The priority review for bevacizumab (Avastin, Genentech) plus chemotherapy was based on initial results of the phase 3 AURELIA trial, a multicenter, randomized open-label study.

Sandra Horning

“The majority of women with ovarian cancer will become resistant to platinum therapy and a quarter of women will have platinum-resistant disease at the time of a first recurrence.

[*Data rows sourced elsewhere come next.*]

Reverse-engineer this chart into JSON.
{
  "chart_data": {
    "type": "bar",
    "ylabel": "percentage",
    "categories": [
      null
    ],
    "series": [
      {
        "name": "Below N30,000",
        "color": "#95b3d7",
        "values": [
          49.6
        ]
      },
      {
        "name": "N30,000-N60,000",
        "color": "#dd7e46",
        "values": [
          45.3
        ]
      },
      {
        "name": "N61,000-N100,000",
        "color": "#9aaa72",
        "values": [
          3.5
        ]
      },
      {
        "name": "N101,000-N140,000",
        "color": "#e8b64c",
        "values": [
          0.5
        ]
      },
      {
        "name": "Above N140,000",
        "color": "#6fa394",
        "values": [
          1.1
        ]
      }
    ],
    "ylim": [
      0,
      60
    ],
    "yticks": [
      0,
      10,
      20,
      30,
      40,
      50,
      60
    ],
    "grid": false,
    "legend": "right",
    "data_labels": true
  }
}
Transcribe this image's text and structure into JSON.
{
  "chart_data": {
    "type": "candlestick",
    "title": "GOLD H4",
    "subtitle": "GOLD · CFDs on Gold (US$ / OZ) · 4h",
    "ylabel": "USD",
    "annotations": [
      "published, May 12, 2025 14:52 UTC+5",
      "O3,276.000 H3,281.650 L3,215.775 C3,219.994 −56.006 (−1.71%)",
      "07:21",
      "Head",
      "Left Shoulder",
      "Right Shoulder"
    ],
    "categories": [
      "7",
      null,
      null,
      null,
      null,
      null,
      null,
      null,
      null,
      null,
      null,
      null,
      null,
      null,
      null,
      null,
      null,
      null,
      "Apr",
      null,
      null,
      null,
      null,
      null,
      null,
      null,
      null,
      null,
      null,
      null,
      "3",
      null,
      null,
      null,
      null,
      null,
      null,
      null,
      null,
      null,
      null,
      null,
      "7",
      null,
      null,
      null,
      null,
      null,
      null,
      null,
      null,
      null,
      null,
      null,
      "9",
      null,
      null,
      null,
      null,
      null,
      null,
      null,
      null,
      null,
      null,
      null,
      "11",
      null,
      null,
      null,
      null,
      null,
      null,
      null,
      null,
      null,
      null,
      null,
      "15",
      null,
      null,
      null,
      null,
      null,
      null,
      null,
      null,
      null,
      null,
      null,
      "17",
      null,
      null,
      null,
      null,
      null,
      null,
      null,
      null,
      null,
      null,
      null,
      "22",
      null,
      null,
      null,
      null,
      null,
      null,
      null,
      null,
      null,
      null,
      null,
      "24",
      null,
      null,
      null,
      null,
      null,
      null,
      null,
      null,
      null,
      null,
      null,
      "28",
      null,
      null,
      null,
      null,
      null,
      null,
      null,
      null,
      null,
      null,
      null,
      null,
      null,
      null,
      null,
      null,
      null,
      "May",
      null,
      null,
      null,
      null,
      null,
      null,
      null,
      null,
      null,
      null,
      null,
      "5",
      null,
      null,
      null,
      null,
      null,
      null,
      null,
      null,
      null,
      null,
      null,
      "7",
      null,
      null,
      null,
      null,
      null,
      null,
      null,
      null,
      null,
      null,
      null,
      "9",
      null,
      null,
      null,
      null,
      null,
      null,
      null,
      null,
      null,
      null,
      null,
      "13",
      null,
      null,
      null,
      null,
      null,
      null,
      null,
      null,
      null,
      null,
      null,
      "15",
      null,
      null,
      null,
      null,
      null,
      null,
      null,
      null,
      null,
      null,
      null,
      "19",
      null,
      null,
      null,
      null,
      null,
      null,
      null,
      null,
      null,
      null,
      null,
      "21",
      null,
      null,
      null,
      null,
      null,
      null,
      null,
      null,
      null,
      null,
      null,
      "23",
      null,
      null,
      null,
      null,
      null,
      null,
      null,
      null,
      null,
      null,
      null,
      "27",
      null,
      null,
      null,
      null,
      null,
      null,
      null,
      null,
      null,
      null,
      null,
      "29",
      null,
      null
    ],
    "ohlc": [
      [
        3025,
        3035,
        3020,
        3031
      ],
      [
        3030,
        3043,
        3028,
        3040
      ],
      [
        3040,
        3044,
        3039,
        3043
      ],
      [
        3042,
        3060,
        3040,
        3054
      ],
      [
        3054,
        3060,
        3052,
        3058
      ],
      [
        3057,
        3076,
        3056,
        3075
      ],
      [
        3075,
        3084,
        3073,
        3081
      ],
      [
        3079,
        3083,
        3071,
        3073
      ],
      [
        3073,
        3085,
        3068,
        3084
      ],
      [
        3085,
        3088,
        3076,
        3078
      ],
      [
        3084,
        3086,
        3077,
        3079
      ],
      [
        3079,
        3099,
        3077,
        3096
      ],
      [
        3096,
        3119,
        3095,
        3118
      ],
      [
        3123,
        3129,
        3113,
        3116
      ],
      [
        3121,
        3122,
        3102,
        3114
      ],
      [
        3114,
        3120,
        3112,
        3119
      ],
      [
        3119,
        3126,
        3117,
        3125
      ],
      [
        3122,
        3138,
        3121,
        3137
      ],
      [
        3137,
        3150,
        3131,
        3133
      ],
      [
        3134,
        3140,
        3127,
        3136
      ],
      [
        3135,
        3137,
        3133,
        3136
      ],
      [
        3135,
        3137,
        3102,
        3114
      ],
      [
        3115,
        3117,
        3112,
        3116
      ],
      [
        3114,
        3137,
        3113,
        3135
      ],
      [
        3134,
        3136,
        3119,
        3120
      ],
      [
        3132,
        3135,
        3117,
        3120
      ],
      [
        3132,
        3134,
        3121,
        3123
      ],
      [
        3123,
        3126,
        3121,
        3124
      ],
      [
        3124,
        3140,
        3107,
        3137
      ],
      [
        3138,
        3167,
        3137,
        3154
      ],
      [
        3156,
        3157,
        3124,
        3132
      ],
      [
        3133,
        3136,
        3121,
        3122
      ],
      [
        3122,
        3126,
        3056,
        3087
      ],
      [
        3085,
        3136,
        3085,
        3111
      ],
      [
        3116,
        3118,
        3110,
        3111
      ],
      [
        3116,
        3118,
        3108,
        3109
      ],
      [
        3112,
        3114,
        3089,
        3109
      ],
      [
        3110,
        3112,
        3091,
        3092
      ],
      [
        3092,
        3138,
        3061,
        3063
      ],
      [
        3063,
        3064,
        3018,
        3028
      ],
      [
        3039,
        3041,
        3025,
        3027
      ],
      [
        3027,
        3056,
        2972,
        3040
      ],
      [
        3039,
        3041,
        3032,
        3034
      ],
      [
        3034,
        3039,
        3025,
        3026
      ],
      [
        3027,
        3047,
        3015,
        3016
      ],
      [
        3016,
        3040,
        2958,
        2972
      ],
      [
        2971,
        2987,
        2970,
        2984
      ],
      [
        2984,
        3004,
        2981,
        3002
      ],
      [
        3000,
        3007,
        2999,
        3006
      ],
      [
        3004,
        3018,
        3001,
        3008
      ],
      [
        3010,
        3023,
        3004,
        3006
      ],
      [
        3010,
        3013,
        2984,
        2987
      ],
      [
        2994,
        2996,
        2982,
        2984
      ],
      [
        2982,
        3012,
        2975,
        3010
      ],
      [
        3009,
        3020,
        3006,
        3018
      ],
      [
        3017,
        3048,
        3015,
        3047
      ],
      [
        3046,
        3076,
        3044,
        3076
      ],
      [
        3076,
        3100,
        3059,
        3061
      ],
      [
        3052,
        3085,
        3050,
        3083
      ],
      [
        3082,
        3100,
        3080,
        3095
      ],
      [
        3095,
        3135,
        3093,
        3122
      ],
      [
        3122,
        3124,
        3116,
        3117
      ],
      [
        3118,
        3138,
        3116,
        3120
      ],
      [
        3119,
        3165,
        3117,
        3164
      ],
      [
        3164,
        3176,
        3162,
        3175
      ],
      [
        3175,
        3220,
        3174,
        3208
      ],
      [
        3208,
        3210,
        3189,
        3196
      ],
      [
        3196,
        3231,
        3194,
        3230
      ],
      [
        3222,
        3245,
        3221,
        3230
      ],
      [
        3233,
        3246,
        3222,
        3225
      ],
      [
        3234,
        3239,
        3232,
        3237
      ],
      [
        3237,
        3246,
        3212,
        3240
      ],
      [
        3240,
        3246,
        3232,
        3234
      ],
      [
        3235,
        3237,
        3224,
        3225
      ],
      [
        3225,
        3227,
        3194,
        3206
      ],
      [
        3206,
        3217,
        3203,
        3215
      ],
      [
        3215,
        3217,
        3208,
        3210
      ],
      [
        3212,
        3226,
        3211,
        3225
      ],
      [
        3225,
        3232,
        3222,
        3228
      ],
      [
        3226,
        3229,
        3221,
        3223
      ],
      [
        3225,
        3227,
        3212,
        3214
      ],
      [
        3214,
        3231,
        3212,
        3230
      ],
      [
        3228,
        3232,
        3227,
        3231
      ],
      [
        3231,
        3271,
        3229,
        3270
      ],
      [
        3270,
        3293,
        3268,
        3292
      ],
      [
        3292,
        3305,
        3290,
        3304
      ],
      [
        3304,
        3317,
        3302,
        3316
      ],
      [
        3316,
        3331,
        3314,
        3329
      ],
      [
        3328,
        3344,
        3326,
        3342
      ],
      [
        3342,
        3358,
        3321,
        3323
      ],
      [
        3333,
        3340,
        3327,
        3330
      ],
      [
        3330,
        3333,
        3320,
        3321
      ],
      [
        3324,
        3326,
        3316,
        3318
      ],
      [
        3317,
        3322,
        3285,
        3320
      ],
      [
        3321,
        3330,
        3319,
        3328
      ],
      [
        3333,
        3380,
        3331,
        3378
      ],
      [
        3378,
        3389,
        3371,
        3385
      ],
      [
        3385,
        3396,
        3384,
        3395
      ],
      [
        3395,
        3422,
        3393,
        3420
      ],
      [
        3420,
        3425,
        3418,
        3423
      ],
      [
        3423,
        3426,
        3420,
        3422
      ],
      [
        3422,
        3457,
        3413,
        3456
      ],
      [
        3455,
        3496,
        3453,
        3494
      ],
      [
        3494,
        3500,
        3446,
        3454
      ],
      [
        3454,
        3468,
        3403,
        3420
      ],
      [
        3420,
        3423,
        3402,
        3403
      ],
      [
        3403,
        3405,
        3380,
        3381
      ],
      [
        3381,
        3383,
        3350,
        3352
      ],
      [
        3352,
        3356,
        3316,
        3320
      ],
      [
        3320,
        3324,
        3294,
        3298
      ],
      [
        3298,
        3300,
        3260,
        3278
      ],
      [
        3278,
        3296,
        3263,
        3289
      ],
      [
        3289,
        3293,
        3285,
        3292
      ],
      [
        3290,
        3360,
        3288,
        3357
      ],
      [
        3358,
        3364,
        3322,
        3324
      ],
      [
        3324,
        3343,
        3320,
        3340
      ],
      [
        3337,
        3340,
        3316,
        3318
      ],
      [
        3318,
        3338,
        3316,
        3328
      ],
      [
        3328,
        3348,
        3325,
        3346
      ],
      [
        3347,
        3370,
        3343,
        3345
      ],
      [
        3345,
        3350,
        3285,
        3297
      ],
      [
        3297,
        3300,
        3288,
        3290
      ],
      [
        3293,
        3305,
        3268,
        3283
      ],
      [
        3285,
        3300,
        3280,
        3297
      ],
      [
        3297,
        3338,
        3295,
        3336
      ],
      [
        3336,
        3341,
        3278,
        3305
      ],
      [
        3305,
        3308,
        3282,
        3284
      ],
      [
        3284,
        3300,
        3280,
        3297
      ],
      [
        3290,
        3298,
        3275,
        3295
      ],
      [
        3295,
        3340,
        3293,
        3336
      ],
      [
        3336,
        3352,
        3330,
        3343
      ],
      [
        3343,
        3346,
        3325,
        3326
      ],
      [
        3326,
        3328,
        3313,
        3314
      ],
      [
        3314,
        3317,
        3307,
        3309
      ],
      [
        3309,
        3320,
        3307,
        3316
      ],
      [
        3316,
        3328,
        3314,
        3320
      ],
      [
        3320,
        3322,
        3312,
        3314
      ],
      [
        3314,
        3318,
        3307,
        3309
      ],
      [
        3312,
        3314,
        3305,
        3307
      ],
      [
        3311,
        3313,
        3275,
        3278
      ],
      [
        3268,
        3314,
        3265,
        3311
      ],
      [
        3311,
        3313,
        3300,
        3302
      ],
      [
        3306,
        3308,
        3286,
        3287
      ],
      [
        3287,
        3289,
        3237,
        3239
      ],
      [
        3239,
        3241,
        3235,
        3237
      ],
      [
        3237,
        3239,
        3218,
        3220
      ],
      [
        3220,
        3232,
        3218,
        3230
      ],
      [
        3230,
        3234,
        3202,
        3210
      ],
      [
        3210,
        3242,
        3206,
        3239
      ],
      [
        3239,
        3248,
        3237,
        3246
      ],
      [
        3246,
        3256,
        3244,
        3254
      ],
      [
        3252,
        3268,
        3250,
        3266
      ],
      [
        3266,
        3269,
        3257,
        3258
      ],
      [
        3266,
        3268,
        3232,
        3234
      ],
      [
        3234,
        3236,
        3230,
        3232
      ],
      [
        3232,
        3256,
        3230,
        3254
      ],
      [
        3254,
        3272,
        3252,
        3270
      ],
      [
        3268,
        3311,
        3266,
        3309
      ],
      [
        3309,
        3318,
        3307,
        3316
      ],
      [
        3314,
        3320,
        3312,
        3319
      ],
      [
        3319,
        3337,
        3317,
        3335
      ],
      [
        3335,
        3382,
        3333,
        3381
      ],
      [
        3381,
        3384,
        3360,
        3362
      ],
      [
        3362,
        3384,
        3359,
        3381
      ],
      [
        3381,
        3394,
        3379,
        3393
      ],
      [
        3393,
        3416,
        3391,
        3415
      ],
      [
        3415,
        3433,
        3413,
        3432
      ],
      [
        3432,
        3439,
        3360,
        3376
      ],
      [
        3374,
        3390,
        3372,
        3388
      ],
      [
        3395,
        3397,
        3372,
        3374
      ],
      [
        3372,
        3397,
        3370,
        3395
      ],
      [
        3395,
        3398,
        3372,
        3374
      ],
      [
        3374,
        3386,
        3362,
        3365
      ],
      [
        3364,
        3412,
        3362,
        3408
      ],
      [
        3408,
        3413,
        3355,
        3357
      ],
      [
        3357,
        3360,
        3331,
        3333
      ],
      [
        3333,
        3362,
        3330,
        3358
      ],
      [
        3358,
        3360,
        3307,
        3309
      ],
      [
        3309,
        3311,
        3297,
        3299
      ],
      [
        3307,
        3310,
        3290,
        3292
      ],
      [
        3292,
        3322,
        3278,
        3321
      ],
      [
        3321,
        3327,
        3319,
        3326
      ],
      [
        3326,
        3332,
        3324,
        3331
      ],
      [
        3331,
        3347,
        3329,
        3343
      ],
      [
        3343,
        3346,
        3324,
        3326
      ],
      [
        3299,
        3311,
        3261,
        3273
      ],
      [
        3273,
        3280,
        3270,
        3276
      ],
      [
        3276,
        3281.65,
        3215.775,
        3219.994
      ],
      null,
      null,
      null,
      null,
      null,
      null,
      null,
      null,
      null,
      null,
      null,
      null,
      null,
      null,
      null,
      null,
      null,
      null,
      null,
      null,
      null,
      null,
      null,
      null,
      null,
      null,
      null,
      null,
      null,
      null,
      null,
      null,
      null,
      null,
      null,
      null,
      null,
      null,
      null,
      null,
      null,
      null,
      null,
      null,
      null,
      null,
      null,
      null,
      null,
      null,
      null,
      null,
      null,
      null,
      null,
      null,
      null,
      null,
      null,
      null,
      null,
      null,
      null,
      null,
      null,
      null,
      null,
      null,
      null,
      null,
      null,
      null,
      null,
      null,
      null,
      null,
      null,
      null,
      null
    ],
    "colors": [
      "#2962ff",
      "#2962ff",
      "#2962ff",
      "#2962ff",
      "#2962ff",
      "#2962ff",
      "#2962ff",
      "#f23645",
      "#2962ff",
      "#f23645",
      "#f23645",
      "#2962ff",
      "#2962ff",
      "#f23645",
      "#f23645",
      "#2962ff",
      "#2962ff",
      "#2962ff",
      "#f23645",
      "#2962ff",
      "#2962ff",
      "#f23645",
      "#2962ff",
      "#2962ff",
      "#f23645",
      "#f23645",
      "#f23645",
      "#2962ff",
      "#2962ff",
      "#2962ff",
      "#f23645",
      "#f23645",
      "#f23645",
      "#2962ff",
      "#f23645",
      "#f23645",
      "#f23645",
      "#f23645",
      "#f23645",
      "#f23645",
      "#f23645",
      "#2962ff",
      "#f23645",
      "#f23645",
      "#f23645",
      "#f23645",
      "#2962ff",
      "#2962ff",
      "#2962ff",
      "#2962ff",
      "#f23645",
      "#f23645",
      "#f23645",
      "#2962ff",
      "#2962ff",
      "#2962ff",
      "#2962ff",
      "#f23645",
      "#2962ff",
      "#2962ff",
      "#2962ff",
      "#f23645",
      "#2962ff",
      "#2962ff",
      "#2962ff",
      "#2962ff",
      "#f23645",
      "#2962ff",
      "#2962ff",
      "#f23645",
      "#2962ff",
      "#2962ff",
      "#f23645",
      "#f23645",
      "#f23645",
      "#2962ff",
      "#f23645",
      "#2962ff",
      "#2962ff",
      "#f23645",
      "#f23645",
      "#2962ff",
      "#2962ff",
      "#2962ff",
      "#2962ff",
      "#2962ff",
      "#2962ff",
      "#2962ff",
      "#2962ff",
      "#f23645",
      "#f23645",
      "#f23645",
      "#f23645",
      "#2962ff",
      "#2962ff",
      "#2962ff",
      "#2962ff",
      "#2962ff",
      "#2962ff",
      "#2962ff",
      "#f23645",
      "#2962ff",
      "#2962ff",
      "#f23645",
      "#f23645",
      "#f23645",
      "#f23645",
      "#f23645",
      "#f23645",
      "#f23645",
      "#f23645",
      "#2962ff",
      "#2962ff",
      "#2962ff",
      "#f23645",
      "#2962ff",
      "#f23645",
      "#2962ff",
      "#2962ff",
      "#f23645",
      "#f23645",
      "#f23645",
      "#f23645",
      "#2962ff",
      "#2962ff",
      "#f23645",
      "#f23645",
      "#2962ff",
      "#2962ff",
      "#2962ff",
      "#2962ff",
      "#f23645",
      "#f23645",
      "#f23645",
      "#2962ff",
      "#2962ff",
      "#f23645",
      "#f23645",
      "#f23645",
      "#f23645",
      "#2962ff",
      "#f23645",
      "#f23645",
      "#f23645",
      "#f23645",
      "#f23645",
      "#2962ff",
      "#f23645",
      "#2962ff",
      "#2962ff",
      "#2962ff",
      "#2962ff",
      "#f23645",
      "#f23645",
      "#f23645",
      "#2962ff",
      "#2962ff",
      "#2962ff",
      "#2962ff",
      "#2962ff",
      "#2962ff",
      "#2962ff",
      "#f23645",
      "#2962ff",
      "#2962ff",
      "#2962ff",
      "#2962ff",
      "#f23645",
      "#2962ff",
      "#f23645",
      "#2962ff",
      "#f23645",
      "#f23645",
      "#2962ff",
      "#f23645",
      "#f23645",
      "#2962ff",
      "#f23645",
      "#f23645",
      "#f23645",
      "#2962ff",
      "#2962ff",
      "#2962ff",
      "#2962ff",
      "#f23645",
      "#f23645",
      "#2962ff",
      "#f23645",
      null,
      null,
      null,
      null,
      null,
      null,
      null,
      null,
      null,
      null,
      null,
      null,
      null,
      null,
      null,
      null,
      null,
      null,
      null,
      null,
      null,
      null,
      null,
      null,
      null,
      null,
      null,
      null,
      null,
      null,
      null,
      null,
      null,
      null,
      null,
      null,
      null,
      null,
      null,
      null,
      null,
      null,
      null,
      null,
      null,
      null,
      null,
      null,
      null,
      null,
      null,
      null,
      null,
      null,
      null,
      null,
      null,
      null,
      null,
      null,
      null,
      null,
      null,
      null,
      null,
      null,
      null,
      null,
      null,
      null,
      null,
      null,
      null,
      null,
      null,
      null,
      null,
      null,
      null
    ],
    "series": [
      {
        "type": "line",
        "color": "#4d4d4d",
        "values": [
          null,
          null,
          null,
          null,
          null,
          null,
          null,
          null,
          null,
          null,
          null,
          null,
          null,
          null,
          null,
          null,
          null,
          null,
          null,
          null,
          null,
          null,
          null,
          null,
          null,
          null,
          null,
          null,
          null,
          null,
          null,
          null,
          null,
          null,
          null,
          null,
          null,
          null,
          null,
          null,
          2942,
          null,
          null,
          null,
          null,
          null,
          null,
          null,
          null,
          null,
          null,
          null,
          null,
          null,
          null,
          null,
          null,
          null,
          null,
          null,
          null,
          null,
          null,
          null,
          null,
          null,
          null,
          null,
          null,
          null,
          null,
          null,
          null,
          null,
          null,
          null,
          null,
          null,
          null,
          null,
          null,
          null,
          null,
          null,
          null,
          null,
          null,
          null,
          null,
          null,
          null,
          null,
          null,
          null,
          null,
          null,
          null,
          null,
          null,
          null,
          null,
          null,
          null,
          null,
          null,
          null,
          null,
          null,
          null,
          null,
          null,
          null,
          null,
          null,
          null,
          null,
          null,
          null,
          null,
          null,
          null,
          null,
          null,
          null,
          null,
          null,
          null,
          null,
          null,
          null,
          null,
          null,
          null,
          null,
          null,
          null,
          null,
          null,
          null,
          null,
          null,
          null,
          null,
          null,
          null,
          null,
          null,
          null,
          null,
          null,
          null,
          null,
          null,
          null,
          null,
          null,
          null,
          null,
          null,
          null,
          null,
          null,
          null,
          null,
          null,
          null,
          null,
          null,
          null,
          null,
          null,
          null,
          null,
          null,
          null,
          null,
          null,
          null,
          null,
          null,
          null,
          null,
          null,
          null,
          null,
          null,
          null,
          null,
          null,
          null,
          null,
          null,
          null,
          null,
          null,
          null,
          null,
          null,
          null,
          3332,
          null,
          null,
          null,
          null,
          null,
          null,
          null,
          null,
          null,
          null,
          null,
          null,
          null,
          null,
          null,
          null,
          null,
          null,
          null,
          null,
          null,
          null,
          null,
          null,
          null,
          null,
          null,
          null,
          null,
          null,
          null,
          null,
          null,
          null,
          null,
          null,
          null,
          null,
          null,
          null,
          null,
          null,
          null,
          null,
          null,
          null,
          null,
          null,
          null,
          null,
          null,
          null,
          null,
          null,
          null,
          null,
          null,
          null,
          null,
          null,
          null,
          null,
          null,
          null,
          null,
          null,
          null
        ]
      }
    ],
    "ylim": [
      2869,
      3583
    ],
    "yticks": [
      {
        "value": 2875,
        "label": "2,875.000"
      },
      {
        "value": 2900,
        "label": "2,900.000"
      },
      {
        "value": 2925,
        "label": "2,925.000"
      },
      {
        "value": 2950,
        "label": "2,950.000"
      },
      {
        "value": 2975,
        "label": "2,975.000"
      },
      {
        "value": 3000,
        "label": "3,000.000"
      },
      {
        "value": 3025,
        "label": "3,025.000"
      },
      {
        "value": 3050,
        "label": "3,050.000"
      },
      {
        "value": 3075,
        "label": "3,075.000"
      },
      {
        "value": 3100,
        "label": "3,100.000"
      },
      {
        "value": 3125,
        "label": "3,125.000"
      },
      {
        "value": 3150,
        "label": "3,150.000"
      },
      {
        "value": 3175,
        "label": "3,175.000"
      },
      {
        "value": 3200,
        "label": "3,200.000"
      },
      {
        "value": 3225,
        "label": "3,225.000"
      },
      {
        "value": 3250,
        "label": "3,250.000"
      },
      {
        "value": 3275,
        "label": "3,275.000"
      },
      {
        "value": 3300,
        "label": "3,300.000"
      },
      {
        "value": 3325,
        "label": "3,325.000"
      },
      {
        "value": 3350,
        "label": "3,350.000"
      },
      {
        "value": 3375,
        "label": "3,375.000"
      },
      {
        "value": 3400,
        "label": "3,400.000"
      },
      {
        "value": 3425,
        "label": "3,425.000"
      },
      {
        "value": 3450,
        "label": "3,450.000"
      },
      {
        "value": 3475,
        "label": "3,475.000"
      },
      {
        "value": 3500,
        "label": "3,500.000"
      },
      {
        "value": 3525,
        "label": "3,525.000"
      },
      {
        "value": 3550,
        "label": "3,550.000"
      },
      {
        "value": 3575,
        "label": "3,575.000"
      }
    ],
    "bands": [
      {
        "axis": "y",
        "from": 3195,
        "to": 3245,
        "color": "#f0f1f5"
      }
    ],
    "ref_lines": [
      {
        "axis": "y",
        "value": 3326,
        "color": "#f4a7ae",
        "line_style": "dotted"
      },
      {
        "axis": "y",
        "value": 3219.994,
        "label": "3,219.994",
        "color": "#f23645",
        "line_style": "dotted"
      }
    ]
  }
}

New treatment options are needed,” Sandra Horning, MD, chief medical officer and head of global product development for Genentech, said in a company press release. “We look forward to working with the FDA to bring this potential option to women with this difficult-to-treat cancer as soon as possible.”

The study included 361 women with platinum-resistant recurrent epithelial ovarian, primary peritoneal or fallopian tube cancer who had received no more than two anticancer regimens before enrollment in the trial.

Patients were randomly assigned to one of six treatments: paclitaxel, topotecan or liposomal doxorubicin with or without bevacizumab.

The study met its primary endpoint and showed that bevacizumab plus chemotherapy reduced PFS by 52% vs. chemotherapy alone (median PFS: 6.7 months vs. 3.4 months; HR=0.48; P<.001).

No statistically significant difference was seen in the secondary endpoint of OS (median OS: 16.6 months vs. 13.3 months; HR=0.85; P<.174).

Patients in the bevacizumab plus paclitaxel arm (n=60) experienced a 54% reduction in PFS risk (median PFS: 10.4 months vs. 3.9 months; HR=0.46, 95% CI 0.3-0.71) and a 35% reduction in mortality risk (median OS: 22.4 months vs. 13.2 months; HR=0.65, 95% CI 0.42-1.02).

According to study results, patients who received bevacizumab plus chemotherapy exhibited a significantly higher rate of tumor shrinkage (objective response rate=27.3%) compared with chemotherapy alone (ORR=11.8%) when evaluated by the RECIST criteria (P=.001).

Grade 3 to grade 5 adverse events that occurred at a higher incidence (>2%) among patients receiving bevacizumab plus chemotherapy vs. chemotherapy alone included hypertension, proteinuria and gastrointestinal perforations.